Vildagliptin in Ventricular Dysfunction Diabetes - VIVIDD
Contribution To Literature:
The VIVIDD trial showed that vildagliptin is noninferior for change in LVEF among patients with DM2 and prior HF, with an increase in LV systolic and diastolic volumes over 52 weeks of follow-up.
Among patients with diabetes mellitus (DM), prior data suggest that dipeptidyl peptidase-4 (DPP-4) inhibitors may increase the risk of heart failure (HF), particularly among patients with a higher baseline risk. The current trial sought to assess the safety of vildagliptin, a novel DDP-4 inhibitor, among patients with type 2 DM (DM2) and pre-existing HF.
Patients were randomized in a 1:1 fashion to either vildagliptin 50 mg BID (n = 128) or placebo (n = 126).
- Total number of enrollees: 254
- Duration of follow-up: 52 weeks
- Mean patient age: 63 years
- Percentage female: 23%
- Age between 18 and 85 years
- DM2 (hemoglobin [Hb] A1c 6.5-10.0%)
- Body mass index 22-42 kg/m2
- HF with a reduced ejection fraction (<40%) and in New York Heart Association (NYHA) functional class I-III
- NYHA functional class IV
- Fasting plasma glucose of ≥15 mmol/L
- Thiazolidinedione or incretin therapy
- Recent cardiovascular event or procedure
- Creatinine clearance <30 ml/min
- Liver disease or elevated transaminases or bilirubin
Other salient features/characteristics:
- Mean diabetes duration: 9.3 years
- Mean HbA1c: 7.8%
- Diabetes medications: Insulin: 34%, metformin: 35%, sulfonylurea: 50%
- Prior myocardial infarction: 63%
- Prior hospitalization for HF: 48%
- NYHA class I: 10%, II: 53%, III: 37%
- Mean left ventricular ejection fraction (LVEF): 30%; LVEF ≤35%: 72%
- Baseline median B-type natriuretic peptide (BNP): ~230 pg/ml
- Angiotensin-converting enzyme inhibitor: 66%, angiotensin receptor blocker: 26%, beta-blocker: 78%, mineralocorticoid receptor antagonist: 42%
- Implantable cardioverter-defibrillator: 8%, cardiac resynchronization therapy: 11%
The primary outcome for vildagliptin vs. placebo, adjusted mean change in LVEF: 4.95% vs. 4.33%, p for noninferiority = 0.025, p for superiority = 0.67
Secondary outcomes for vildagliptin vs. placebo:
- Difference in adjusted mean change in LV end-diastolic volume: 17.06 (95% confidence interval [CI], 4.62-29.51; p = 0.007)

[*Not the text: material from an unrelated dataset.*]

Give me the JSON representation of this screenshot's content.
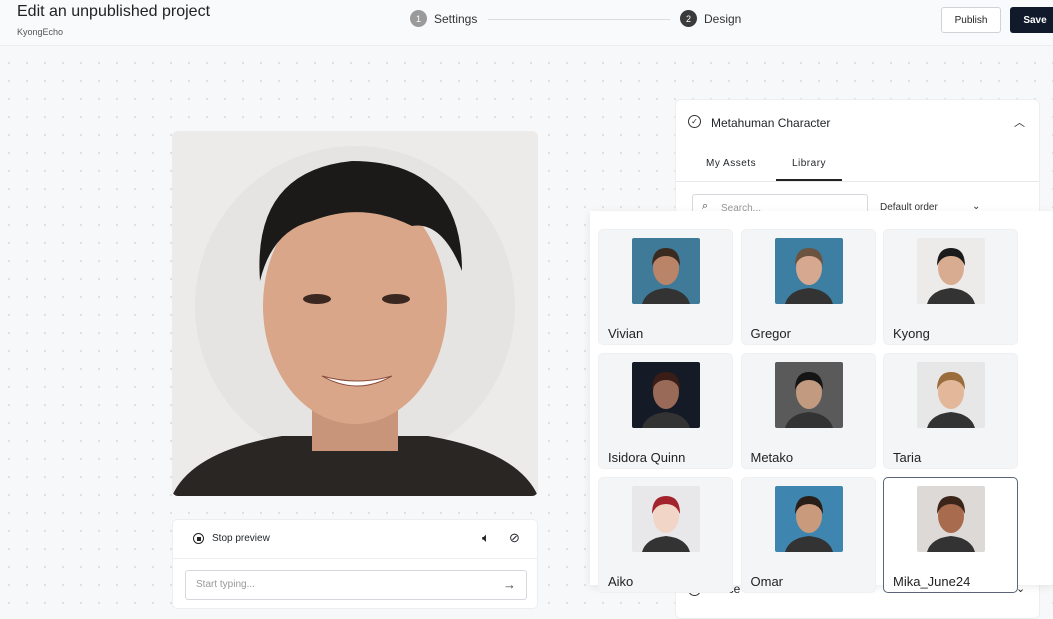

- Difference in adjusted mean change in LV end-systolic volume: 9.44 (95% CI, -0.49 to 19.38; p = 0.062)
- Major adverse cardiac events: 27.3% vs. 24.6%, p > 0.05
- Cardiovascular death: 5.5% vs. 3.2%, p > 0.05; all-cause death: 8.6% vs. 3.2%, p > 0.05
- Worsening HF: 18.0% vs. 17.5%, p > 0.05
- Adjusted mean change from baseline in HbA1c at 16 weeks: 0.45% vs. 0.17%, p < 0.001
The results of this trial indicate that vildagliptin, a novel DPP-4 inhibitor, is noninferior for change in LVEF among patients with DM2 and prior HF, with an increase in LV systolic and diastolic volumes over 52 weeks of follow-up. The incidence of worsening HF was similar, while all-cause mortality was numerically higher in the vildagliptin arm.
Among the DPP-4 inhibitors, saxagliptin appears to increase the risk of HF among patients with DM2, as noted in the SAVOR-TIMI 53 trial. The risk was numerically higher with alogliptin compared with placebo in the EXAMINE trial, but similar between sitagliptin and placebo in the TECOS trial. In general, the risk is felt to be higher among patients at higher risk for HF, such as those with a higher baseline value of BNP. However, the ascertainment of HF was not uniform across these trials. VIVIDD is the first trial of DPP-4 inhibitors exclusively conducted among patients with DM and HF. It is unclear if the worsening in LV dimensions noted in this trial is generalizable to other agents. Also, the discrepancy between adverse changes in LV dimensions despite a mild improvement in LVEF and no change in BNP in this trial is not easily reconcilable, and merits further investigation.
McMurray JJ, Ponikowski P, Bolli GB, et al., on behalf of the VIVIDD Trial Committees and Investigators. Effects of Vildagliptin on Ventricular Function in Patients With Type 2 Diabetes Mellitus and Heart Failure: A Randomized Placebo-Controlled Trial. JACC Heart Fail 2017;Oct 11:[Epub ahead of print].